The Vox article on Helicopter Story dropped at about the same time as I finished Delayed Rays. I do not think that a coincidence. Yang appears in the article, justifying their paranoid stance on the story. What came to my mind, instead, was their muted non-apology earlier this April, which seemed to put all the blame on the prickliness of the story and the negligence of the editors. The words, which seemed plucked from the playbooks of the great publishing-house machines, deeply stung me. When I began this essay, another non-apology surfaced, this time laden with tried-and-tested meanderings: I-am-sorry-this-happened-to-you, I-am-sorry-if-I've-hurt-you. Words decanted from the regulating valves of voices in power. I wonder how easy it was to write these words, and, simultaneously, how difficult it must have seemed to the writer. One is expected to write a certain way when one occupies a position of responsibility. Sometimes this is demanded by one's publicists. But on the Wild West of Twitter, it is quite likely that all fetters in our writing are our own.

I think there is something in the brain that gets to you when your voice starts to become very loud, and that that something is very, very dangerous. And every outward gesture belies an equal gesture inwards.

In Delayed Rays, Anna May Wong grapples with being a woman in two worlds: ostracised by her Chinese contemporaries and haplessly exoticised by the American machinery of fame she so desires to occupy. There are roles she must play to ensure her survival, hideously racist ones, but paying ones nonetheless. Raised in Los Angeles she is unable to speak a word of Chinese, and must have the comments of the press translated to her via a hotel receptionist. In her proximity to power she becomes mute to the people she is supposed to empower. Taking the novel as a whole, I want to believe that Koe's writing betrays a deep anxiety about the positionality she's come to occupy. When one writes for a certain audience, one takes on certain mutenesses. Unlike the works of many other Singaporean writers with international publishing deals, Delayed Rays does not mention Singapore at all. On Koe's Wikipedia, she is described as a Singaporean-American. I do not think that this is an unjustified thing.
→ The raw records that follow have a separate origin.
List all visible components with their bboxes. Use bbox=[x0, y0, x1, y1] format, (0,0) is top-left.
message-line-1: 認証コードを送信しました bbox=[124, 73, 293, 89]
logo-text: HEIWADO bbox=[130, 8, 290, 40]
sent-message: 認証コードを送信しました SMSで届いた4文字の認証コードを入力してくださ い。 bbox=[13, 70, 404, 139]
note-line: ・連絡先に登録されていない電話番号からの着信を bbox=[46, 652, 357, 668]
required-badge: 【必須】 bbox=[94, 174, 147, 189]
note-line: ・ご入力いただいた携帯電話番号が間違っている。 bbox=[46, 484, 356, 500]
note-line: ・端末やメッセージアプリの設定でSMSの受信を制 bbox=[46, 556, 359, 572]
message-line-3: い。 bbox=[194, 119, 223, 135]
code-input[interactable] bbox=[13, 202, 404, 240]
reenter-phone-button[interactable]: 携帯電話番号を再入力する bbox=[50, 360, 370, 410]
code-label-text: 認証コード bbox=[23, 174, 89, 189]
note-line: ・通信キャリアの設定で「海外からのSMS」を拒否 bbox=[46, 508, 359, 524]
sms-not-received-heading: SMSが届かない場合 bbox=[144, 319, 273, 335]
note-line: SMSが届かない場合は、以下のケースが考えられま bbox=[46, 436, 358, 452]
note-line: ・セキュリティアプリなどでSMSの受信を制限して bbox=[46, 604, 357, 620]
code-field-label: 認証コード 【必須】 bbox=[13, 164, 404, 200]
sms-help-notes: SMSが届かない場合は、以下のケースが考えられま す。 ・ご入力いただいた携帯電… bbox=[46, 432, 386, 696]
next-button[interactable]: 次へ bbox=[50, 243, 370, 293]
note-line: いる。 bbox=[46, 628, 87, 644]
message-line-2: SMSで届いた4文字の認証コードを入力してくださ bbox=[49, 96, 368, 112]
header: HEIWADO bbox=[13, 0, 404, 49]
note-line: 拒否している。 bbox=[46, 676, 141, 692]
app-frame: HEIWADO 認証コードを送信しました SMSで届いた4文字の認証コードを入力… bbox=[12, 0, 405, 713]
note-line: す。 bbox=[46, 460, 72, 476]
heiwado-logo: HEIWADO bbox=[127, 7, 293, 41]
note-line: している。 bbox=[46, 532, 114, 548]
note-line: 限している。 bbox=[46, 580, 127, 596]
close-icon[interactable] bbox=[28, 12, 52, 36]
I am not alone with my sentiments on Yang among queer Singaporean Twitter. I think we are all very disappointed in non-apologies. We, however, are also very tired. We would like to leave this place, but it is growingly clear that our fight is here, on our own two feet, with our own language, with our own words. We have to be aware of where we're standing and make room for others to stand with us. For there is, as I have come to believe, no shelter that can remain standing for long without denying light to someone else. For us who have no other choice, I wonder what kind of adequate apology can be issued from underneath all that guilt. I wonder how it might feel to attenuate one's signal around power. How liberating that must be, to finally cut through the anxiety, to speak cleanly and calmly, without any muteness at all!